Of course real world conditions aren't quite ideal, depending on your network and devices you might see 90% of that throughput or 60% of that (or any other amount).

Wireless will of course be slower yet, plus the advertised speed is a bit of a pipe-dream. Ideal wireless connectivity means only one powered device talking to the router, no interferance from other RF devices (wifi shares the same spectrum of RF as most other wireless consumer devices, 2.4GHz).

There's too many variables to tell you what you can expect in terms of overhead. Provided your wired machines are in good working order, not under load, without other network activity, and with a decent switch between them and decent CAT-5 that isn't damaged, too long, coiled near anything that might emit high EMI, and properly crimped then you should see close to full throughput. Wireless is much more of a crapshoot. If you build a faraday cage and put both your hotspot and laptop inside it then you might get close to it's full throughput.

...long story short is to find a large file (30gb VM drive, 8GB ISO image, etc) and time its transfer.

The overhead you're seeing on small files is normal, and it's not unique to the network transfer. For example, unzipping 1 1GB file may take 90 seconds, whereas unzipping 1024 1MB files might take 180 seconds (the numbers are pulled from my backside).

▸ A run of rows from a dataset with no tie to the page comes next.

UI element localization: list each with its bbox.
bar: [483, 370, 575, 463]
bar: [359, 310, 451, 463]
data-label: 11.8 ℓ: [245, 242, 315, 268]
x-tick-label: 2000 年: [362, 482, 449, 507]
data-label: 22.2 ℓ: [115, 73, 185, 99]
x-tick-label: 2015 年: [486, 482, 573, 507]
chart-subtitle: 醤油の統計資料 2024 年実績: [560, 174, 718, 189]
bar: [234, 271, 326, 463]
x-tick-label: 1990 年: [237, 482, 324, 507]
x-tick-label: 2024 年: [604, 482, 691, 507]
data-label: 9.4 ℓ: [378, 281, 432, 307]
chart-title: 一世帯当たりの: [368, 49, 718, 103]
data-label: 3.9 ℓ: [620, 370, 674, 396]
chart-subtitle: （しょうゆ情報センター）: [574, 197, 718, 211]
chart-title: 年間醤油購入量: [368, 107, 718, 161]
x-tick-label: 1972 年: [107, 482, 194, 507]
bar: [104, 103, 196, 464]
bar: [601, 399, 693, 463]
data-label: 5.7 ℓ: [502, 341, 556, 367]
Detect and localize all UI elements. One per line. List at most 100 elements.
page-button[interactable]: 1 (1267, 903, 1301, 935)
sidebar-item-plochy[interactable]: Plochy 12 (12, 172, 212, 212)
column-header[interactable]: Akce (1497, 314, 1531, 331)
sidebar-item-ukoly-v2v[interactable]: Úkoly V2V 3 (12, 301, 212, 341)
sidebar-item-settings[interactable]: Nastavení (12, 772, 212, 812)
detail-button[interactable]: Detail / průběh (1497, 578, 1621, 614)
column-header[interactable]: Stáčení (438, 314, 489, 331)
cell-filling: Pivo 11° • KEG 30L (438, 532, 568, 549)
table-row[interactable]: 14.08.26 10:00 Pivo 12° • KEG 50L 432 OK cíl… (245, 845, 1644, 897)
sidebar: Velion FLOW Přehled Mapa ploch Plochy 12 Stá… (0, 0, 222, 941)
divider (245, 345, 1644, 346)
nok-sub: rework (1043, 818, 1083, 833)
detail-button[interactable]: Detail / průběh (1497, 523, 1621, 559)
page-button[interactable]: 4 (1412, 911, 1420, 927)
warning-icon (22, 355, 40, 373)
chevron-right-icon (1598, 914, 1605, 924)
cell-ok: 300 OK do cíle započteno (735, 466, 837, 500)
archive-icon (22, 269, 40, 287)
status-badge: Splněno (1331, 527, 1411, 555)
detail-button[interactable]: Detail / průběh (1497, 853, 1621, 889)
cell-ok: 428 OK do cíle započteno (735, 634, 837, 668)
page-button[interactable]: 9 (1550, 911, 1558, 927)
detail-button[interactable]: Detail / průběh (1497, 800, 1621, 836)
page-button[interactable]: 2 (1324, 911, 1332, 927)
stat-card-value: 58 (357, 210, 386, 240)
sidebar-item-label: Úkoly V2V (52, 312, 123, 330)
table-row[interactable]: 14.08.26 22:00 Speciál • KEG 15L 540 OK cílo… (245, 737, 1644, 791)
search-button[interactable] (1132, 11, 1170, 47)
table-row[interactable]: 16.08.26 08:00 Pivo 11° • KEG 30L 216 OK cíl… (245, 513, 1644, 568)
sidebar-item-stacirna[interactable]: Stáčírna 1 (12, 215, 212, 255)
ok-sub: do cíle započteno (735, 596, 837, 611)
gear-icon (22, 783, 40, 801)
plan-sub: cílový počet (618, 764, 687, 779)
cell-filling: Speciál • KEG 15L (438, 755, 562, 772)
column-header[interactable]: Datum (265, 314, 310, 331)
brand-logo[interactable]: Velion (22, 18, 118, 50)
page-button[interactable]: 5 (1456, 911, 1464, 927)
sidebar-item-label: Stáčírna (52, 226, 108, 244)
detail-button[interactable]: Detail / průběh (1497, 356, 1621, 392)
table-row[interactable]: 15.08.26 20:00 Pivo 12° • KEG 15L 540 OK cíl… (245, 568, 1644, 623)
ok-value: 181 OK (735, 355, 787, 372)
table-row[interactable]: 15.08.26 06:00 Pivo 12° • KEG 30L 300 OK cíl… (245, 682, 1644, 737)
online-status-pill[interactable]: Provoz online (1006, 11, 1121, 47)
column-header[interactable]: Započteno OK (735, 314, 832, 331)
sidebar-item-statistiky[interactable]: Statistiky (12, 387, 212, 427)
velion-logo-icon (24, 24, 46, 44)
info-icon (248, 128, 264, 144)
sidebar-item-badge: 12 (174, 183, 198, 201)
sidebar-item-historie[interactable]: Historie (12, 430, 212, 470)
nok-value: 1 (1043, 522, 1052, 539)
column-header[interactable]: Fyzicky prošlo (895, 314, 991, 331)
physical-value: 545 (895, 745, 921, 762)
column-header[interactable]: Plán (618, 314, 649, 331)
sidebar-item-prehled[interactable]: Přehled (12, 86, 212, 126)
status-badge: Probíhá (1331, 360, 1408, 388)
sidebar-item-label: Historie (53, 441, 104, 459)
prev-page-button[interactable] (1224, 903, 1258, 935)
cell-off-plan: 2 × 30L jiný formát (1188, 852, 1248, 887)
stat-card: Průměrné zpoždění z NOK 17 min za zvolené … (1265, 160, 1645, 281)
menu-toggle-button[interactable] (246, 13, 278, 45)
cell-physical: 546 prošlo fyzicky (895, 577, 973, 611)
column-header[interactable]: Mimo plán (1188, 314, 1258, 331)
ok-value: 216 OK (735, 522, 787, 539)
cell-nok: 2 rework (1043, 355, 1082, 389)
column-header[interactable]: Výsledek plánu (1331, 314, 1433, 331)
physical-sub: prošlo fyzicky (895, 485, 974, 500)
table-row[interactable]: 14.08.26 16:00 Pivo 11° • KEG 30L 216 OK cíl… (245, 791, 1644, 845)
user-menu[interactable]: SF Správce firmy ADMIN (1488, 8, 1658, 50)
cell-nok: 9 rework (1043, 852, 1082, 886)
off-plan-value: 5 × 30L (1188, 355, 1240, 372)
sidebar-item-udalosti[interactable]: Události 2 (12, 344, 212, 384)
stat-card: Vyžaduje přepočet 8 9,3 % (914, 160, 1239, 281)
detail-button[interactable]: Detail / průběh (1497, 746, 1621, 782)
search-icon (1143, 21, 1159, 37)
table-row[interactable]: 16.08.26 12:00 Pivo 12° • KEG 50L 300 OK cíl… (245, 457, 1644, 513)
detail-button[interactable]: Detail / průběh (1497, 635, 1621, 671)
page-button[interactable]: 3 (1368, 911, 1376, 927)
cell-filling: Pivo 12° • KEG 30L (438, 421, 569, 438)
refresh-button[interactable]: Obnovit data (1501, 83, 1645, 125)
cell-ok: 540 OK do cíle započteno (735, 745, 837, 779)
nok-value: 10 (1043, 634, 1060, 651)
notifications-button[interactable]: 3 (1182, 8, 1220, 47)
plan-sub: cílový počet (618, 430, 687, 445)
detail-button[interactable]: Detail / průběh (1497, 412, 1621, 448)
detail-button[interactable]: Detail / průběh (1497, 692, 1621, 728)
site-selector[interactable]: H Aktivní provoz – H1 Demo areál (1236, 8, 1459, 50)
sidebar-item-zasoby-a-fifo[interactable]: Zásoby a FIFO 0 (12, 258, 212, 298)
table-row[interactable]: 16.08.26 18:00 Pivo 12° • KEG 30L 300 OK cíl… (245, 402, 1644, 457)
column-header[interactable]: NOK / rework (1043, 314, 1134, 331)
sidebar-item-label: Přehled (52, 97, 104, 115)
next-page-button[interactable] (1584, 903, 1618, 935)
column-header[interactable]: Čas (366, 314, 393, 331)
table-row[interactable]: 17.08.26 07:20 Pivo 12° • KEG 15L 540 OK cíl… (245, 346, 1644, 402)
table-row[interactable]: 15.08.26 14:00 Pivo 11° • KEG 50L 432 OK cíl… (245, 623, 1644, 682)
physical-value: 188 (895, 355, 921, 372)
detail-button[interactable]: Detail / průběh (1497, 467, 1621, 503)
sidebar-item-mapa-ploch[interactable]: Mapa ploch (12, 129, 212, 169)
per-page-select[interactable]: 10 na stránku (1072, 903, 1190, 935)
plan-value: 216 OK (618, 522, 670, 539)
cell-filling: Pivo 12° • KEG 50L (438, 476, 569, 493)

I can't point a finger at a single culprit, but typically a large file on a non-fragmented drive is stored in a relatively continuous block--small files are likely to be scattered. This means that when the operating system wants to transfer files 1 thru 1000 it has to find the start of each file on the drive and seek to that location.

Transferring small files across the network might amplify the slowdown, in which case you would want/need to 'roll' them together into an archive using a tool such as Zip/Rar/Tarball/etc...

disclaimer the bottom-line that lots of small files are slower to move than a few large files is based on lots of experience--the specific reasons that cause this slowdown go beyond my knowledge, there's likely several factors beyond just the drive seek-time."